畑仲哲雄『ジャーナリズムの道徳的ジレンマ』勁草書房

畑仲哲雄さま、鈴木クニエさま、ご恵存賜り、ありがとうございました。

これは他に類のない内容ですね。貴重な書籍化です。ジャーナリズムの世界で生きていくために必要な道徳論議について、いろいろな事例を通じて、体系的に知ることができるようになっています。従来であれば、この種の議論は、ジャーナリストの業界で、先輩が後輩に教える暗黙知のような道徳論だったのですね。それが、さまざまな規範理論に照らして語られています。
 例えば、ジャーナリストは、お金を支払ってインタビューしてもかまわないのかどうか。かつてデビッド・フロストは、お金を支払ってリチャード・ニクソンに独占インタビューを行い、ウォーターゲート事件に関する謝罪を引き出した。これは画期的で、映画化されてもいると。
 イギリスの新聞『サンデー・タイムズ』が、サリドマイド薬害キャンペーンを報道した場合も、薬学者から情報を買っていたのだと。

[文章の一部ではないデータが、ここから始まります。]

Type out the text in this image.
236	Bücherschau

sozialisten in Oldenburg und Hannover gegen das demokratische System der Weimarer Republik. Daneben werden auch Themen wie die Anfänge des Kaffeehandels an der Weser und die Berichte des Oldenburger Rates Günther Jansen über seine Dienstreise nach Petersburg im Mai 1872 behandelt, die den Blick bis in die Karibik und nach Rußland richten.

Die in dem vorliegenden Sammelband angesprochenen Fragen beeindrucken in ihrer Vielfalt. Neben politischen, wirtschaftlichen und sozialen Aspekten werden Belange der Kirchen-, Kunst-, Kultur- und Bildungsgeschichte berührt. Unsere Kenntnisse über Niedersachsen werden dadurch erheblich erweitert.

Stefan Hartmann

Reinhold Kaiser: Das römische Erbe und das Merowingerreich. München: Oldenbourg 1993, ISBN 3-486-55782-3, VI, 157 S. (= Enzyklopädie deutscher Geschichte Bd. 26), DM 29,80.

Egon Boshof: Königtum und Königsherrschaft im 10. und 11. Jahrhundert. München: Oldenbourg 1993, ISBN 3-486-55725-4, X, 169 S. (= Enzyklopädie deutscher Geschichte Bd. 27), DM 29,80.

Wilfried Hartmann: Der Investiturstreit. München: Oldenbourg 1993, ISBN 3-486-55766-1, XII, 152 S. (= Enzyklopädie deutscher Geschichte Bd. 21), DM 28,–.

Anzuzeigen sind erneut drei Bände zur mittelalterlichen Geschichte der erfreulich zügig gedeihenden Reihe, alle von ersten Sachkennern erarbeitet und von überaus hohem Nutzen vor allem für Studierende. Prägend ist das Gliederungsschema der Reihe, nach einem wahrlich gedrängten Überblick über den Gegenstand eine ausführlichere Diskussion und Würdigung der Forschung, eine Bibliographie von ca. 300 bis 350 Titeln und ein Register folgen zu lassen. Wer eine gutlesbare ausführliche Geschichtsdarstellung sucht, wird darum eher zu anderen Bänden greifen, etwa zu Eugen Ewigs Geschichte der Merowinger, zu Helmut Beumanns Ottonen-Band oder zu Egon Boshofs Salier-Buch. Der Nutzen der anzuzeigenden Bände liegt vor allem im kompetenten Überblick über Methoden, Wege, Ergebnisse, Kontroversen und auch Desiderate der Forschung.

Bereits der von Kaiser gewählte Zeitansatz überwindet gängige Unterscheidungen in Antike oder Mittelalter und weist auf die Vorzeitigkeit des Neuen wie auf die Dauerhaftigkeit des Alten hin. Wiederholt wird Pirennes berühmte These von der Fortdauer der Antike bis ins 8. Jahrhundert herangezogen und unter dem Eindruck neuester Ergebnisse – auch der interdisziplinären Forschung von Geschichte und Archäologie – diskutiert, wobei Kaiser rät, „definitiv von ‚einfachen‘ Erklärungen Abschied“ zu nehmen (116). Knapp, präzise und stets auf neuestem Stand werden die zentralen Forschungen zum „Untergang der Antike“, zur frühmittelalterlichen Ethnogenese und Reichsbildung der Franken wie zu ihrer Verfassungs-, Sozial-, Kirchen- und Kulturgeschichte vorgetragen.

情報を買って、それでいい報道をして、社会的な利益が増すのであれば、お金を支払ってもいいようにみえますね。
 しかし2007年に、イラン当局に身柄を拘束された兵士たちが、イギリスに帰国して、それでテレビや大衆紙の取材に応じる際に、多額の報酬を得ていたことが明らかになりました。そのときは批判が相次ぎ、国防省は、兵士に対して報酬の受け取りを禁止しました。
 こうしたお金の問題に対する対処法の一つは、取材の「仕入れ価格」を記事ごとに明確に記す(あるいはネットで公開する)ことかもしれません。
 しかしお金を支払うと、インタビューに答える側は、そのメディアに迎合して、情報をゆがめて伝えてしまう可能性もありますね。「お金をあげるから、こういうことを話してほしい」というメディアの要請を受け入れてしまうかもしれません。
 1994年の朝日新聞の記事によれば、日本のテレビ局は、プロ野球の試合後に、監督や選手たちにコメントをいただく代わりに、謝礼を支払っていたそうです。有名選手には5万円。試合がある日は毎日支払われるわけですから、それで生活が成り立つ選手もいたわけですね。はたしてプロ野球の選手は、インタビューに対して謝礼を受け取ってよいのかどうか。この慣行については、人々の意見は分かれるかもしれません。リバタリアンであれば、大いに結構、と答えるでしょう。成長論的自由主義者であれば、それで野球業界が潤うならいいのでは、と発想するでしょう。